Telouet et les seigneurs de l’Atlas

Les premiers habitants de Telouet sont des berbères pasteurs qui logeaient dans des grottes au flanc des montagnes voisines. Au fil du temps, Telouet devient un territoire de brassage ethnique. Très tôt, les juifs s’y sont installés pour devenir en majorité des grossistes de sel et des artisans. Au moyen âge, les arabes arrivent à Telouet avec la vague d’islamisation du Maroc. Cette population a construit des medersa, des écoles coraniques, et des zaouïas destinées spécifiquement à l’enseignement théologique islamique. Des marabouts célèbres s’implantent dans la région comme Sidi Ouarghal, Sidi Ouissaâden et Sidi Daoud. Quand à la population à peau noire dite Haratine, elle est composée entièrement d’esclaves noirs originaires de Mali, de Guinée, du Soudan et d’autre pays d’Afrique. Cette ethnie a été acheminée par les caravanes transsahariennes vers les territoires intérieurs du Maroc, comme à Telouet.

Ce douar était alors un point de passage incontournable pour les anciennes caravanes commerciales qui traversaient alors le col de Telouet, Tizi N’Telouet. Telouet était aussi un point de passage des expéditions militaires comme celle menée par Ahmed El Mansour Eddahbi vers le Soudan en 1590.

A partir du 17ème siècle, l’arrivée des Glaoua dans la région fut un tournant de l’histoire de Telouet.

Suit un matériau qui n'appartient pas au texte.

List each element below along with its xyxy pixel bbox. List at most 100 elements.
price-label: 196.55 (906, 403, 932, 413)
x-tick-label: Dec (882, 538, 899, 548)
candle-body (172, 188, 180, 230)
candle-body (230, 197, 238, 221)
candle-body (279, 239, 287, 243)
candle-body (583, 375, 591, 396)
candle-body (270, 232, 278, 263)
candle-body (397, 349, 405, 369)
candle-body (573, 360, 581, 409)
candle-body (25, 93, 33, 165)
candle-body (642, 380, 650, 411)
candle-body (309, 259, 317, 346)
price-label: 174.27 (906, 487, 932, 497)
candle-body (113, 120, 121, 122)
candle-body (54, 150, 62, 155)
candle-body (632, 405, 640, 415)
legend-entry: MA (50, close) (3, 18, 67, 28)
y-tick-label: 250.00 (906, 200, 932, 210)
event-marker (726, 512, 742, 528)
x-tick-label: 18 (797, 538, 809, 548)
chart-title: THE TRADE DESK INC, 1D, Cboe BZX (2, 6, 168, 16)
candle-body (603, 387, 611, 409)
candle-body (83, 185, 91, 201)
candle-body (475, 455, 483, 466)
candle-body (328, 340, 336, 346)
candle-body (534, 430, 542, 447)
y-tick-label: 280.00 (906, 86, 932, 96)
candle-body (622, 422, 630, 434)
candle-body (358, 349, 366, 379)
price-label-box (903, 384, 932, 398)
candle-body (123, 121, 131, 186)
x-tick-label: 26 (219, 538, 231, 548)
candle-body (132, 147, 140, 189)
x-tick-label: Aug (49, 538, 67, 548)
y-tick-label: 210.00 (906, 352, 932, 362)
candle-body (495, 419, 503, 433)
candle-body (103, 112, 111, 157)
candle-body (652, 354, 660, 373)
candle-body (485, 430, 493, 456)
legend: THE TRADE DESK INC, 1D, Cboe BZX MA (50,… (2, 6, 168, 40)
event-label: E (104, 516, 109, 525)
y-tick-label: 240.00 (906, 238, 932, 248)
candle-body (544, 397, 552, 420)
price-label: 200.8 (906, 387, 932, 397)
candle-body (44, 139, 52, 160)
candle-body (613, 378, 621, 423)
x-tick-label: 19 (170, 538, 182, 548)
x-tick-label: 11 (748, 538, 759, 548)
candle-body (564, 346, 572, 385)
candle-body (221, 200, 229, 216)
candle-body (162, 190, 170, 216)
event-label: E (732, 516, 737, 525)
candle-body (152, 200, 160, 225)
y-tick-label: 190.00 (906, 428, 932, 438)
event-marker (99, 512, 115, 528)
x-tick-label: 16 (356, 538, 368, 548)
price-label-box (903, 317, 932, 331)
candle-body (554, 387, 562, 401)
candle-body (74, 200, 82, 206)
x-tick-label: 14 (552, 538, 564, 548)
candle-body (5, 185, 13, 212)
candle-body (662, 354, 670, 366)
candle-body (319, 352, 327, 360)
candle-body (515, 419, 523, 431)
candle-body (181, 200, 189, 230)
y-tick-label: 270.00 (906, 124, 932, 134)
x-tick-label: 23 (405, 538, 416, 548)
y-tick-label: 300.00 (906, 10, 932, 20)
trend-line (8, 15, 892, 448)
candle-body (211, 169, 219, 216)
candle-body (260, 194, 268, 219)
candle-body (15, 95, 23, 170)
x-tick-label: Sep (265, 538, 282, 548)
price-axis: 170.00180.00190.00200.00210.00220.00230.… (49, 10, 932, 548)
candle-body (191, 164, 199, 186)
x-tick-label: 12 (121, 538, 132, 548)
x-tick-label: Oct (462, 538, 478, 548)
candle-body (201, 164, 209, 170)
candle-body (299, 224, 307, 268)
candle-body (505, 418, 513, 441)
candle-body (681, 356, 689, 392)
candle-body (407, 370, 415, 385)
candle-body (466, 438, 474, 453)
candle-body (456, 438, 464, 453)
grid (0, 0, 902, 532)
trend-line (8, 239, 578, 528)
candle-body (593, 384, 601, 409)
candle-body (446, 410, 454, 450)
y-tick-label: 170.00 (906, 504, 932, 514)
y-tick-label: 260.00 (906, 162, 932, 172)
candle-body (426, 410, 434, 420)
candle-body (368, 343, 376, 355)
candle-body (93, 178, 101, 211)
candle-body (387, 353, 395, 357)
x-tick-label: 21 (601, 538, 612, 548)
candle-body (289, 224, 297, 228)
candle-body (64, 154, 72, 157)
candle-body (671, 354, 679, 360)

Selon certaines sources, cette famille descend d’un marabout appelé Mohamed Ou Saleh originaire de la région d’Asfi et originaire de la dynastie Omeyyade. A leur arrivée à Telouet, les Glaoua y ont édifié une zaouïa. Ils distribuaient des indulgences et des bénédictions appelées la baraka et héritées de l’un de leur ancêtre. Une fois l’influence religieuse gagnée, leur ambition politique grandit.

Au 18ème siècle, le sultan Moulay Ismail accorde le titre de caïd au Glaoua pour contrôler la route des caravanes et en extraire le droit de passage. En 1893, le sultan Moulay El Hassane, encore appelé Hassan 1er, commandait une expédition militaire, une harka, vers le sud pour soumettre les tribus rebelles ou la dissidence du Bled Es-Siba. De retour, le sultan et son armée ont été surpris par les neiges à Telouat. El Madani El Glaoui organise une diffa, une grande réception en leur honneur. En reconnaissance de cette hospitalité, le sultan accorde à El Madani le droit de perception d’impôts sur les tribus environnantes et de prélèvement de taxes sur les caravanes de passage. Le sultan lui a fait également don d’armes et particulièrement un canon Krupp, exposé actuellement dans la casbah de Taourite. En 1908, El Madani El Glaoui est nommé ministre de la guerre, Ouazir Alharb.

La montée en puissance des Glaoua a ainsi fait de Telouet une résidence des nouveaux caïds et un poste de commandement du Sud. La construction de la casbah de Telouet, château des nouveaux seigneurs, a commencé au 18ème siècle avec un style architectural berbère.

Entre le 19ème et le 20ème siècle, le style oriental et espano-mauresque ont été introduits dans l’extension de la casbah. Elle était une institution de commandement à part entière et un lieu de vie seigneurial par excellence abritant une cour de justice, une prison, une résidence, une cour de festivités, une écurie … Le célèbre Lhaj Thami El Glaoui a lui aussi vécu dans la casbah de Telouet. Il fut un caïd d’une grande puissance économique depuis l’acquisition de nombreux biens terriens, la prise d’actions dans l’Omnium Nord Africain et à la CTM. Homme de goût raffiné, Lhaj Thami jouait au golf à Marrakech, collectionnait des tapis et des pierres précieuses. Il accueillait surtout des personnalités illustres comme le résident général Steeg, le sultan Sidi Mohamed, le 16 novembre 1931, Winston Churchill en 1937, le général Patton en 1942, Jacques Majorelle, Lyautey et tant d’autres.

Aujourd’hui la casbah succombe aux aléas climatiques et à l’oubli. Seules demeurent la résidence principale et ses quelques annexes, encore assez bien conservées, pour accueillir les regards curieux des visiteurs, leur dévoilant ainsi la finesse et la beauté du geste des artisans d’autrefois, le raffinement des anciens maîtres et le mode de vie d’une population qui n’est plus. Chaque coin de la casbah est une page de l’histoire humaine de Telouet d’autrefois et renferme entre ses murailles l’histoire de ces caïds dont l’histoire retiendra qu’ils étaient connus sous le nom des Seigneurs de l’Atlas.